ERROR: current transaction is aborted, commands ignored until end of transaction block
java.sql.BatchUpdateException: Batch entry 0 INSERT INTO cdm_synthea10.CONCEPT (concept_id,concept_name,domain_id,vocabulary_id,concept_class_id,standard_concept,concept_code,valid_start_date,valid_end_date,invalid_reason) VALUES(2103412,'Biopsy, soft tissue of back or flank; superficial','Procedure','CPT4','CPT4','S','21920','1970-01-01 -05','2099-12-31 -05',NULL) was aborted: ERROR: current transaction is aborted, commands ignored until end of transaction block  Call getNextException to see other errors in the batch.
        at org.postgresql.jdbc.BatchResultHandler.handleError(BatchResultHandler.java:165)
        at org.postgresql.jdbc.PgStatement.internalExecuteBatch(PgStatement.java:871)
        at org.postgresql.jdbc.PgStatement.executeBatch(PgStatement.java:910)
        at org.postgresql.jdbc.PgPreparedStatement.executeBatch(PgPreparedStatement.java:1663)
        at org.ohdsi.databaseConnector.BatchedInsert.executeBatch(BatchedInsert.java:114)
Caused by: org.postgresql.util.PSQLException: ERROR: current transaction is aborted, commands ignored until end of transaction block
        at org.postgresql.core.v3.QueryExecutorImpl.receiveErrorResponse(QueryExecutorImpl.java:2676)
        at org.postgresql.core.v3.QueryExecutorImpl.processResults(QueryExecutorImpl.java:2366)
        at org.postgresql.core.v3.QueryExecutorImpl.execute(QueryExecutorImpl.java:356)
        at org.postgresql.core.v3.QueryExecutorImpl.execute(QueryExecutorImpl.java:316)
        at org.postgresql.jdbc.PgStatement.internalExecuteBatch(PgStatement.java:868)
        ... 3 more
Caused by: org.postgresql.util.PSQLException: ERROR: null value in column "concept_name" of relation "concept" violates not-null constraint
  Detail: Failing row contains (36311145, null, Meas Value, LOINC, Answer, S, LA12334-1, 1970-01-01, 2099-12-31, null).
        at org.postgresql.core.v3.QueryExecutorImpl.receiveErrorResponse(QueryExecutorImpl.java:2676)
        at org.postgresql.core.v3.QueryExecutorImpl.processResults(QueryExecutorImpl.java:2366)
        at org.postgresql.core.v3.QueryExecutorImpl.processResults(QueryExecutorImpl.java:2099)
        at org.postgresql.core.v3.QueryExecutorImpl.flushIfDeadlockRisk(QueryExecutorImpl.java:1456)
        at org.postgresql.core.v3.QueryExecutorImpl.sendQuery(QueryExecutorImpl.java:1481)
        at org.postgresql.core.v3.QueryExecutorImpl.execute(QueryExecutorImpl.java:546)
        at org.postgresql.jdbc.PgStatement.internalExecuteBatch(PgStatement.java:887)
        ... 3 more

I am able to connect to the database using SQL Workbench, and I can see 44 tables, some of which are populated with data from Synthea. However, as alluded to in the title, some of these contain no records (rows). These include the condition_occurence table, which I was hoping to start with on my proof-of-concept.

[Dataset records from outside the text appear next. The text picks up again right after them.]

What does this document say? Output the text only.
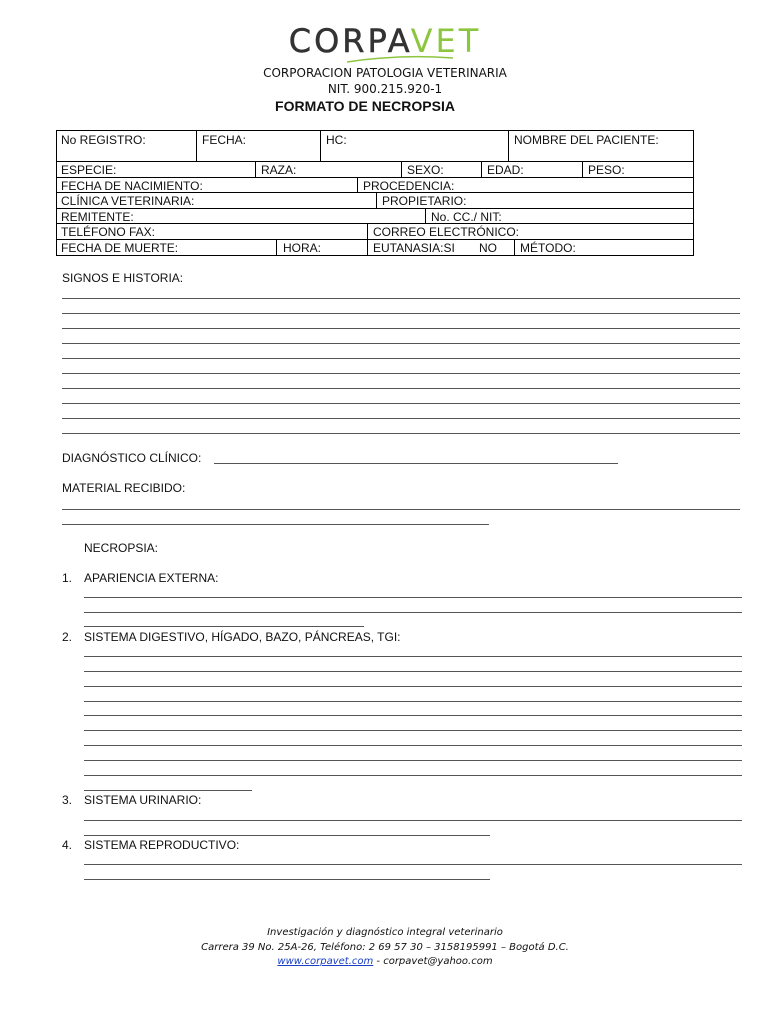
CORPAVET
CORPORACION PATOLOGIA VETERINARIA
NIT. 900.215.920-1
FORMATO DE NECROPSIA
No REGISTRO:	FECHA:	HC:	NOMBRE DEL PACIENTE:
ESPECIE:	RAZA:	SEXO:	EDAD:	PESO:
FECHA DE NACIMIENTO:	PROCEDENCIA:
CLÍNICA VETERINARIA:	PROPIETARIO:
REMITENTE:	No. CC./ NIT:
TELÉFONO FAX:	CORREO ELECTRÓNICO:
FECHA DE MUERTE:	HORA:	EUTANASIA:SI NO MÉTODO:
SIGNOS E HISTORIA:
DIAGNÓSTICO CLÍNICO:
MATERIAL RECIBIDO:
NECROPSIA:
1. APARIENCIA EXTERNA:
2. SISTEMA DIGESTIVO, HÍGADO, BAZO, PÁNCREAS, TGI:
3. SISTEMA URINARIO:
4. SISTEMA REPRODUCTIVO:
Investigación y diagnóstico integral veterinario
Carrera 39 No. 25A-26, Teléfono: 2 69 57 30 – 3158195991 – Bogotá D.C.
www.corpavet.com - corpavet@yahoo.com
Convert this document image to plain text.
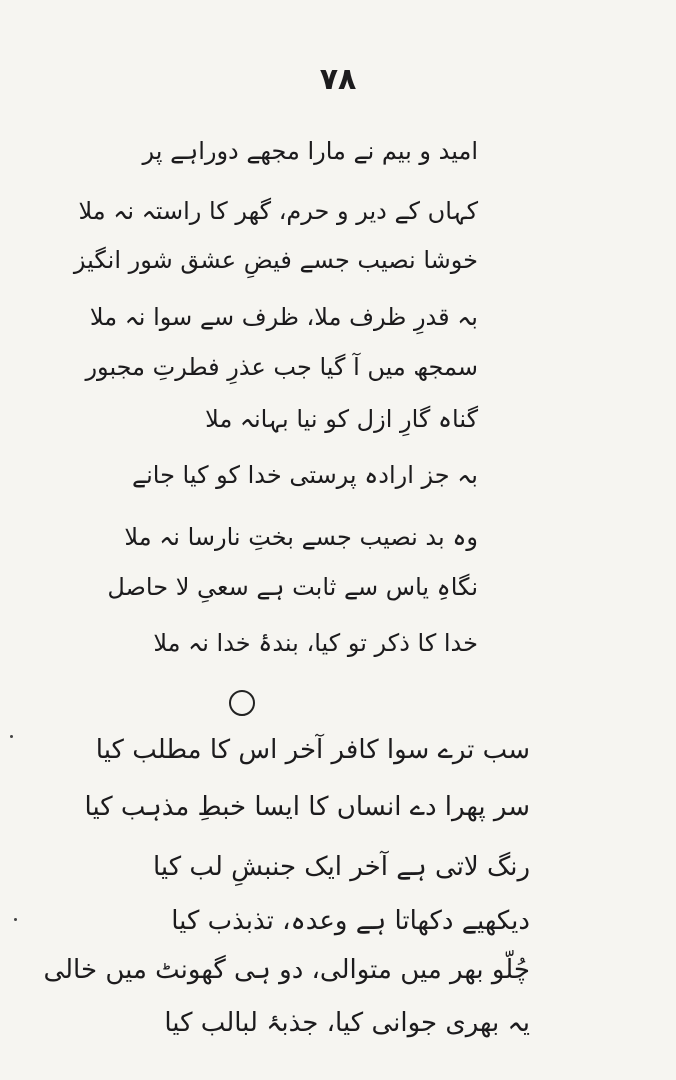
۷۸
امید و بیم نے مارا مجھے دوراہے پر
کہاں کے دیر و حرم، گھر کا راستہ نہ ملا
خوشا نصیب جسے فیضِ عشق شور انگیز
بہ قدرِ ظرف ملا، ظرف سے سوا نہ ملا
سمجھ میں آ گیا جب عذرِ فطرتِ مجبور
گناہ گارِ ازل کو نیا بہانہ ملا
بہ جز ارادہ پرستی خدا کو کیا جانے
وہ بد نصیب جسے بختِ نارسا نہ ملا
نگاہِ یاس سے ثابت ہے سعیِ لا حاصل
خدا کا ذکر تو کیا، بندۂ خدا نہ ملا
سب ترے سوا کافر آخر اس کا مطلب کیا
سر پھرا دے انساں کا ایسا خبطِ مذہب کیا
رنگ لاتی ہے آخر ایک جنبشِ لب کیا
دیکھیے دکھاتا ہے وعدہ، تذبذب کیا
چُلّو بھر میں متوالی، دو ہی گھونٹ میں خالی
یہ بھری جوانی کیا، جذبۂ لبالب کیا
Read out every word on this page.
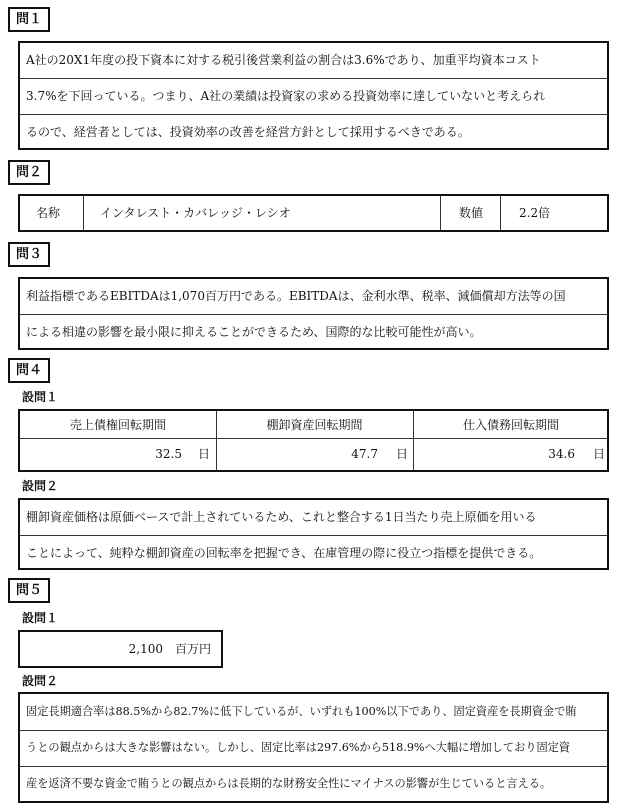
問１
A社の20X1年度の投下資本に対する税引後営業利益の割合は3.6%であり、加重平均資本コスト
3.7%を下回っている。つまり、A社の業績は投資家の求める投資効率に達していないと考えられ
るので、経営者としては、投資効率の改善を経営方針として採用するべきである。
問２
名称	インタレスト・カバレッジ・レシオ	数値	2.2倍
問３
利益指標であるEBITDAは1,070百万円である。EBITDAは、金利水準、税率、減価償却方法等の国
による相違の影響を最小限に抑えることができるため、国際的な比較可能性が高い。
問４
設問１
売上債権回転期間	棚卸資産回転期間	仕入債務回転期間
32.5 日	47.7 日	34.6 日
設問２
棚卸資産価格は原価ベースで計上されているため、これと整合する1日当たり売上原価を用いる
ことによって、純粋な棚卸資産の回転率を把握でき、在庫管理の際に役立つ指標を提供できる。
問５
設問１
2,100 百万円
設問２
固定長期適合率は88.5%から82.7%に低下しているが、いずれも100%以下であり、固定資産を長期資金で賄
うとの観点からは大きな影響はない。しかし、固定比率は297.6%から518.9%へ大幅に増加しており固定資
産を返済不要な資金で賄うとの観点からは長期的な財務安全性にマイナスの影響が生じていると言える。
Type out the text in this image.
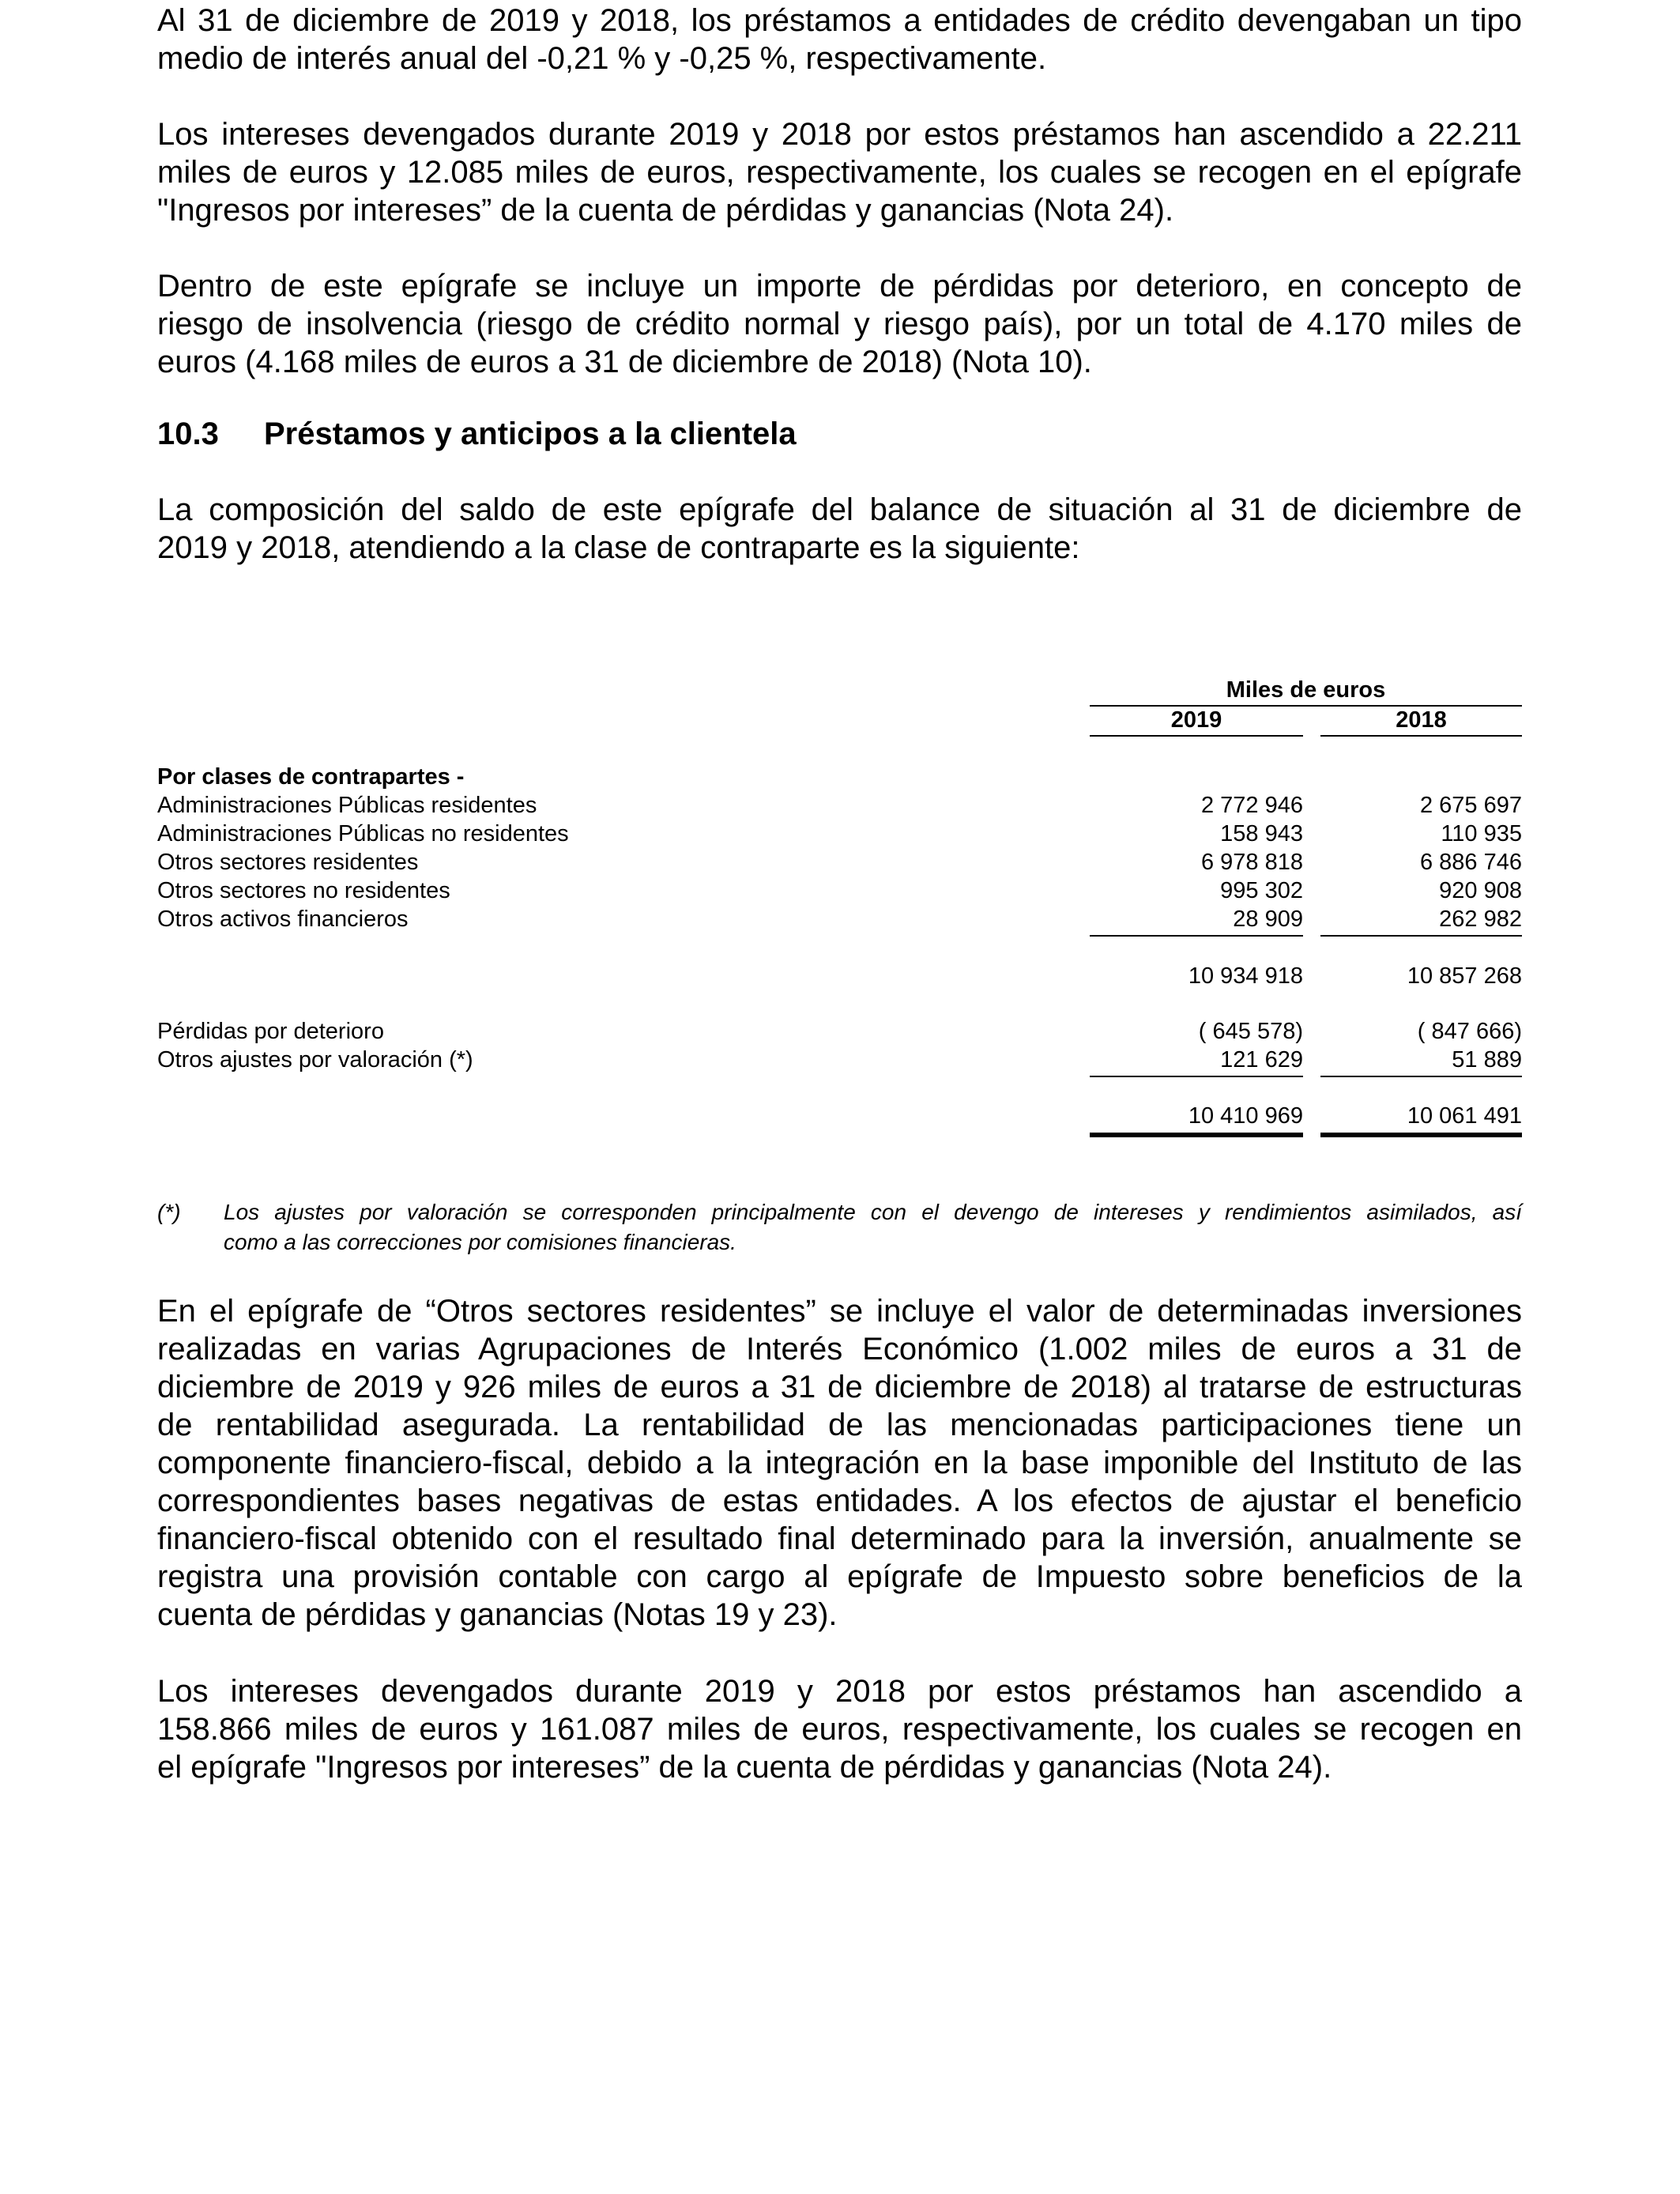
Al 31 de diciembre de 2019 y 2018, los préstamos a entidades de crédito devengaban un tipo
medio de interés anual del -0,21 % y -0,25 %, respectivamente.
Los intereses devengados durante 2019 y 2018 por estos préstamos han ascendido a 22.211
miles de euros y 12.085 miles de euros, respectivamente, los cuales se recogen en el epígrafe
"Ingresos por intereses” de la cuenta de pérdidas y ganancias (Nota 24).
Dentro de este epígrafe se incluye un importe de pérdidas por deterioro, en concepto de
riesgo de insolvencia (riesgo de crédito normal y riesgo país), por un total de 4.170 miles de
euros (4.168 miles de euros a 31 de diciembre de 2018) (Nota 10).
10.3 Préstamos y anticipos a la clientela
La composición del saldo de este epígrafe del balance de situación al 31 de diciembre de
2019 y 2018, atendiendo a la clase de contraparte es la siguiente:
Miles de euros
2019	2018
Por clases de contrapartes -
Administraciones Públicas residentes	2 772 946	2 675 697
Administraciones Públicas no residentes	158 943	110 935
Otros sectores residentes	6 978 818	6 886 746
Otros sectores no residentes	995 302	920 908
Otros activos financieros	28 909	262 982
10 934 918	10 857 268
Pérdidas por deterioro	( 645 578)	( 847 666)
Otros ajustes por valoración (*)	121 629	51 889
10 410 969	10 061 491
(*) Los ajustes por valoración se corresponden principalmente con el devengo de intereses y rendimientos asimilados, así
como a las correcciones por comisiones financieras.
En el epígrafe de “Otros sectores residentes” se incluye el valor de determinadas inversiones
realizadas en varias Agrupaciones de Interés Económico (1.002 miles de euros a 31 de
diciembre de 2019 y 926 miles de euros a 31 de diciembre de 2018) al tratarse de estructuras
de rentabilidad asegurada. La rentabilidad de las mencionadas participaciones tiene un
componente financiero-fiscal, debido a la integración en la base imponible del Instituto de las
correspondientes bases negativas de estas entidades. A los efectos de ajustar el beneficio
financiero-fiscal obtenido con el resultado final determinado para la inversión, anualmente se
registra una provisión contable con cargo al epígrafe de Impuesto sobre beneficios de la
cuenta de pérdidas y ganancias (Notas 19 y 23).
Los intereses devengados durante 2019 y 2018 por estos préstamos han ascendido a
158.866 miles de euros y 161.087 miles de euros, respectivamente, los cuales se recogen en
el epígrafe "Ingresos por intereses” de la cuenta de pérdidas y ganancias (Nota 24).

I suspect that there was an issue in the vocabulary loading, since that was the step where I saw all of those errors and because this was the step I was least sure about (step 2 above). However, I have no idea how to confirm this or which steps to take next to correct it. I’d greatly appreciate any help on this and will provide any extra details needed. Thanks!

It does sound as if this is an issue with your vocabulary load. If you query your concept table, how many records are loaded. If the vocabulary fails to load properly then the conversion will definitely fail and the empty tables you currently see would be the result.